Source: The Liturgy of the Hours – Office of Readings
Saint Ambrose (340-397) was born in Trier, Germany, the son of the praetorian prefect of Gaul. He was taken back to Rome at the death of his father and became a lawyer. He was known for his compelling oratory and learning. He was appointed assessor to Probus, the praetorian prefect of Italy, and appointed governor of Liguria by Emperor Valentinian in 372 at age 32. Two years later, he went to Milan to quiet the turmoil between the Arians and Catholics at the death of the presiding bishop. When Ambrose appeared there he was baptized and immediately consecrated bishop of Milan. He gave away all his possessions and began a serious study of Sacred Scripture, theology and the great Christian writers. He began to live a life of great austerity and soon became the most eloquent preacher of his day.

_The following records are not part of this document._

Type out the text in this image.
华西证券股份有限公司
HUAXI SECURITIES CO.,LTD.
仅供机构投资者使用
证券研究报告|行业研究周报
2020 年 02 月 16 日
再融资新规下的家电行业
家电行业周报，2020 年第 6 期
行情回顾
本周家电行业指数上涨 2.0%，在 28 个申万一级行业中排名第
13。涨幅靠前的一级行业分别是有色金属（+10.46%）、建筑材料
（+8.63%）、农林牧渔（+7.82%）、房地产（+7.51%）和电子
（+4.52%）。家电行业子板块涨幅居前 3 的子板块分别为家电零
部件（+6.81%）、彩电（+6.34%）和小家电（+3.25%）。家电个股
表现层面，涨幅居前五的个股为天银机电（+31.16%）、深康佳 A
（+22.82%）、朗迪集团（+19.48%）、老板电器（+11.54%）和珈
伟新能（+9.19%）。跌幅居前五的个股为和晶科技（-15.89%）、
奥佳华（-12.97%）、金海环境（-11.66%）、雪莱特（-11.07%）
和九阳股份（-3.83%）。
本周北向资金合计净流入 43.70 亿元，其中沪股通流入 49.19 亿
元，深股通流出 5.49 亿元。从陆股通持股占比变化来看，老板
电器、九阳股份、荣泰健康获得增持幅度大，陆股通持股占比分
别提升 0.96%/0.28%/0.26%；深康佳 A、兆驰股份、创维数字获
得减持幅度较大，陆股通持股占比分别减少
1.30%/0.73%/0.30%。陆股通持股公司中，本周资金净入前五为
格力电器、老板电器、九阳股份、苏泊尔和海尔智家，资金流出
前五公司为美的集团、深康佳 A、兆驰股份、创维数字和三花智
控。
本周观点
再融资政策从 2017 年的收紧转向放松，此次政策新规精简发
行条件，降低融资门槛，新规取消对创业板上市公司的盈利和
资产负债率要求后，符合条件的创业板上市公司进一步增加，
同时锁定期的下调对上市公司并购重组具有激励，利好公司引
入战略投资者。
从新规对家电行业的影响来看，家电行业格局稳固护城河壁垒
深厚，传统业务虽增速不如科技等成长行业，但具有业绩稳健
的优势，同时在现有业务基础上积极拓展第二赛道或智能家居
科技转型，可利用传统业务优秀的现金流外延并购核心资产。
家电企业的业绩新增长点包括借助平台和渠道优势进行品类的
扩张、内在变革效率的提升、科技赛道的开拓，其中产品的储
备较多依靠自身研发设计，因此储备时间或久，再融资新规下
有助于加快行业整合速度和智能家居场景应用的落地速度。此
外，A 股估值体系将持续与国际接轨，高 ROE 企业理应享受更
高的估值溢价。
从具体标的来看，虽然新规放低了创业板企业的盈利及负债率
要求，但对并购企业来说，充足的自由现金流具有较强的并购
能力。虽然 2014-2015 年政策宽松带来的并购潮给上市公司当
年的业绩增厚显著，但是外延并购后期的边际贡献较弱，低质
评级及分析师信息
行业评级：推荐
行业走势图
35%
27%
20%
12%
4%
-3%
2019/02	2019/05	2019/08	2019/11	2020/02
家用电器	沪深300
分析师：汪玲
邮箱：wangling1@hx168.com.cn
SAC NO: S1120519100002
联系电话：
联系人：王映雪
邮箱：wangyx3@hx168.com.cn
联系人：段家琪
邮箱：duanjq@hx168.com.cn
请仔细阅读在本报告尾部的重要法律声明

He was acclaimed as the most formidable Catholic opponent of Arianism in the West.
He became advisor to Emperor Gratian and in 379 and persuaded him to outlaw Arianism in the West. Ambrose denounced a massacre of some seven thousand people in Thessalonica by Emperor Theodosius I, refusing him the sacraments until he performed a severe public penance – which Theodosius did. Ambrose died in Milan on April 4, 397 at the age of 57. He was one of the great figures of early Christianity and was responsible for the rise of Christianity in the West as the Roman Empire was dying. He wrote profusely on the Bible, theology, asceticism and wrote numerous homilies, psalms and hymns. It was Ambrose who brought St. Augustine, who revered him, back to his Catholic faith and baptized him in 397. He was declared a Doctor of the Church and is considered the exemplar of what a bishop should be; holy, learned, courageous, patient, and immovable when necessary for the faith.